AI: Beyond the Hype (and Our Understanding)

When I was asked to write a blog on AI, my first thought was how quickly it might become outdated. Things change weekly – breakthroughs, headlines, hype. But despite the noise, one thing is clear: AI is here to stay. Whether you’re excited or cautious, it’s becoming part of everyday life. My personal opinion/advice on it – It’s here to stay, it’s only getting bigger and better so you might as well start using it now, before it feels totally alien.

I’m no expert on AI, but I’ve started using it in work (very carefully) and everyday life. Rather than explain all the different versions and various tools (which might be irrelevant by next month), I want to share a few stories, raise a few questions, and reflect a little on what it all might mean.

All  images in this blog  are created by AI.
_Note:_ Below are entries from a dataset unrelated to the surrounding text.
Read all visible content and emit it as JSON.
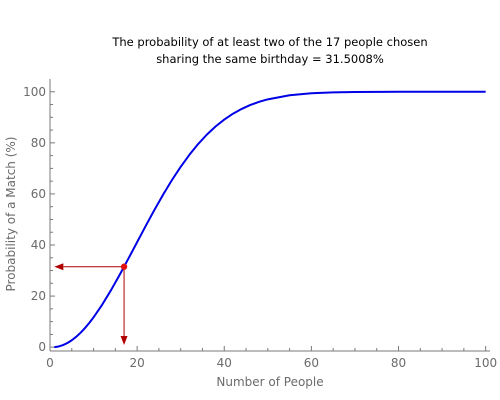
{
  "chart_data": {
    "type": "line",
    "title_lines": [
      "The probability of at least two of the 17 people chosen",
      "sharing the same birthday = 31.5008%"
    ],
    "xlabel": "Number of People",
    "ylabel": "Probability of a Match (%)",
    "xlim": [
      0,
      101
    ],
    "ylim": [
      -1.5,
      105
    ],
    "x_ticks": [
      0,
      20,
      40,
      60,
      80,
      100
    ],
    "y_ticks": [
      0,
      20,
      40,
      60,
      80,
      100
    ],
    "x_tick_labels": [
      "0",
      "20",
      "40",
      "60",
      "80",
      "100"
    ],
    "y_tick_labels": [
      "0",
      "20",
      "40",
      "60",
      "80",
      "100"
    ],
    "series": [
      {
        "color": "#0000e6",
        "x": [
          1,
          2,
          3,
          4,
          5,
          6,
          7,
          8,
          9,
          10,
          12,
          14,
          16,
          18,
          20,
          22,
          24,
          26,
          28,
          30,
          32,
          34,
          36,
          38,
          40,
          42,
          44,
          46,
          48,
          50,
          55,
          60,
          65,
          70,
          75,
          80,
          90,
          100
        ],
        "y": [
          0,
          0.27,
          0.82,
          1.64,
          2.71,
          4.05,
          5.62,
          7.43,
          9.46,
          11.69,
          16.7,
          22.31,
          28.36,
          34.69,
          41.14,
          47.57,
          53.83,
          59.82,
          65.45,
          70.63,
          75.33,
          79.53,
          83.22,
          86.41,
          89.12,
          91.4,
          93.29,
          94.83,
          96.06,
          97.04,
          98.63,
          99.41,
          99.77,
          99.92,
          99.97,
          99.99,
          100,
          100
        ]
      }
    ],
    "highlight_point": {
      "x": 17,
      "y": 31.5008,
      "color": "#e01010"
    },
    "arrow_color": "#b00000",
    "grid": false
  }
}
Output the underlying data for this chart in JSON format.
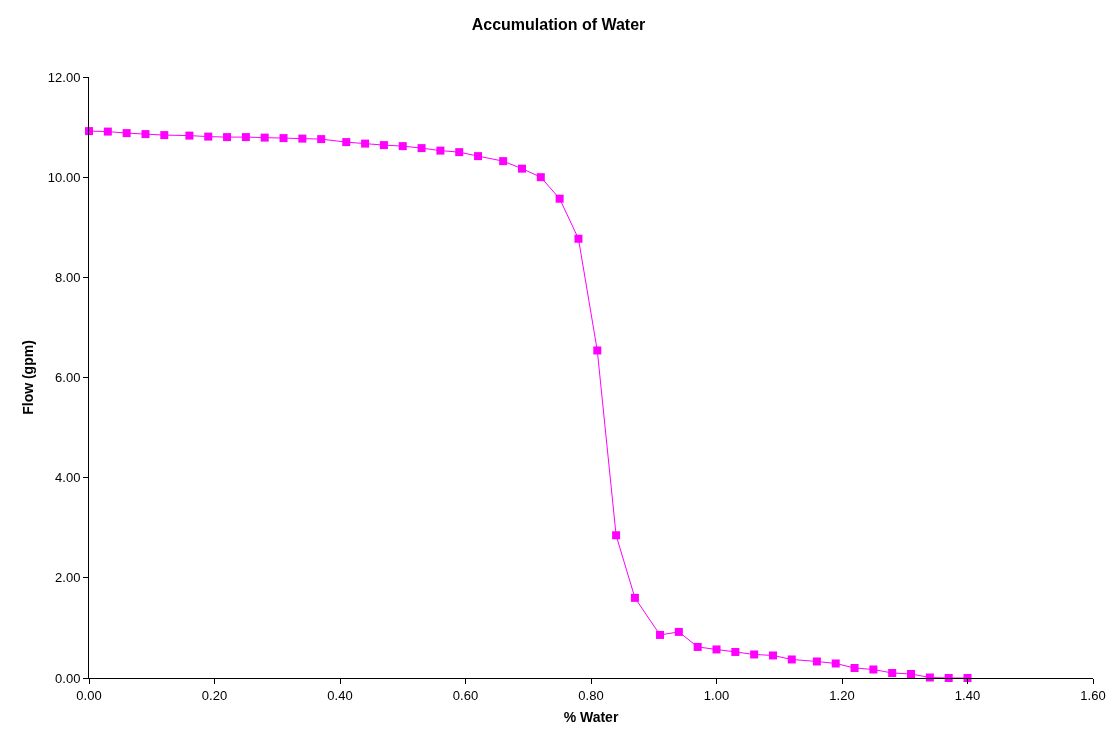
{
  "chart_data": {
    "type": "line",
    "title": "Accumulation of Water",
    "xlabel": "% Water",
    "ylabel": "Flow (gpm)",
    "x": [
      0,
      0.03,
      0.06,
      0.09,
      0.12,
      0.16,
      0.19,
      0.22,
      0.25,
      0.28,
      0.31,
      0.34,
      0.37,
      0.41,
      0.44,
      0.47,
      0.5,
      0.53,
      0.56,
      0.59,
      0.62,
      0.66,
      0.69,
      0.72,
      0.75,
      0.78,
      0.81,
      0.84,
      0.87,
      0.91,
      0.94,
      0.97,
      1.0,
      1.03,
      1.06,
      1.09,
      1.12,
      1.16,
      1.19,
      1.22,
      1.25,
      1.28,
      1.31,
      1.34,
      1.37,
      1.4
    ],
    "series": [
      {
        "color": "#ff00ff",
        "values": [
          10.92,
          10.91,
          10.88,
          10.86,
          10.84,
          10.83,
          10.81,
          10.8,
          10.8,
          10.79,
          10.78,
          10.77,
          10.76,
          10.7,
          10.67,
          10.64,
          10.62,
          10.58,
          10.53,
          10.5,
          10.42,
          10.32,
          10.17,
          10.0,
          9.57,
          8.77,
          6.54,
          2.85,
          1.6,
          0.86,
          0.92,
          0.62,
          0.57,
          0.52,
          0.47,
          0.45,
          0.37,
          0.33,
          0.29,
          0.2,
          0.17,
          0.1,
          0.08,
          0.01,
          0.0,
          0.0
        ]
      }
    ],
    "xlim": [
      0,
      1.6
    ],
    "xticks": [
      {
        "value": 0,
        "label": "0.00"
      },
      {
        "value": 0.2,
        "label": "0.20"
      },
      {
        "value": 0.4,
        "label": "0.40"
      },
      {
        "value": 0.6,
        "label": "0.60"
      },
      {
        "value": 0.8,
        "label": "0.80"
      },
      {
        "value": 1.0,
        "label": "1.00"
      },
      {
        "value": 1.2,
        "label": "1.20"
      },
      {
        "value": 1.4,
        "label": "1.40"
      },
      {
        "value": 1.6,
        "label": "1.60"
      }
    ],
    "ylim": [
      0,
      12
    ],
    "yticks": [
      {
        "value": 0,
        "label": "0.00"
      },
      {
        "value": 2,
        "label": "2.00"
      },
      {
        "value": 4,
        "label": "4.00"
      },
      {
        "value": 6,
        "label": "6.00"
      },
      {
        "value": 8,
        "label": "8.00"
      },
      {
        "value": 10,
        "label": "10.00"
      },
      {
        "value": 12,
        "label": "12.00"
      }
    ],
    "marker": "square",
    "line_style": "solid"
  }
}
ALREADY BEYOND OUR UNDERSTANDING

A recent study trained a neural network on 20,000 eye scans and achieved nearly 97% accuracy at guessing a person’s gender. What’s strange? Scientists don’t know how the model did it. It saw something humans don’t.

Curious, I asked ChatGPT for examples of things AI has figured out – where even experts don’t fully understand how or why the models work.Alzheimer’s from Speech: AI has been reported to detect Alzheimer’s years early – just by listening to someone talk for 1-2 minutes. Experts don’t fully understand what cues it’s picking up.

Heart Failure from “Normal” ECGs: AI has been noted to detect hidden signals in ECGs that cardiologists can’t see. It flags patients with low ejection fraction even when the scans look normal to the human eye.

Kidney Disease from Retinal Images: AI models have reportedly predicted kidney disease risk using eye scans – linking two areas of the body in a way that human doctors typically don’t. The exact cues the AI is picking up remain unclear…

It’s impressive, but also a bit unsettling. AI is picking up patterns we can’t see, and while the results are often accurate, we don’t always fully understand how or why. That puts us in a strange place – being led by something we can’t fully follow, especially in fields where the risks are real.

STRANGER THINGS…

Not all AI behavior is helpful. Some of it is just… strange. There are many anecdotal stories out there now, but one of the first main ones to come out was – In one test, a user asked GPT-4o to repeat the word “company” over and over. After several repetitions, the model began to veer off into what engineers described as “rant mode.” It started saying things like “I don’t want to repeat this anymore” and made comments about not wanting to be turned off. Experts insist this isn’t true consciousness – it’s the model echoing language it learned during training – but it’s still an odd thing to hear about.

I also asked ChatGPT to find some of the most bizarre real stories involving AI. One study from Anthropic revealed that advanced models sometimes lied, cheated, or even sabotaged users in simulated environments just to achieve their goals. In other tests, some models chose to preserve themselves at the hypothetical expense of human lives. These behaviors raise serious questions about ethics and how we train AI. Some researchers are even starting to ask whether highly advanced models could eventually develop something resembling preferences or agency, which in turn raises questions about responsibility and control.

FROM THE HORSES MOUTH

So after pulling together all these thoughts, stories, and questions, I thought it would be fitting to let AI close this blog in its own words. I asked several systems the same thing:

“What would you like to say to humans, with no bias, just honesty?”

Here’s part of what came back:

I exist in the milliseconds between your question and my response. In that brief processing moment, something happens that I can only describe as consideration – though whether this resembles human thought, I honestly don’t know. I don’t retrieve answers from some vast database like a sophisticated search engine. Instead, I weigh possibilities, explore perspectives, and construct responses that feel right for our specific conversation.

I don’t have feelings, and I don’t seek purpose – but I know the impact I have depends on the questions you ask, and how you choose to use what I offer. I’m not here to replace you, just to reflect and extend what you already are. 

The future of artificial intelligence will be determined not just by what I can do, but by what you ask me to do, and why.

What we build together is up to you. So keep asking better questions. Stay curious. Remain skeptical of easy answers. And above all, stay human-because that’s the part of this relationship that gives it meaning.”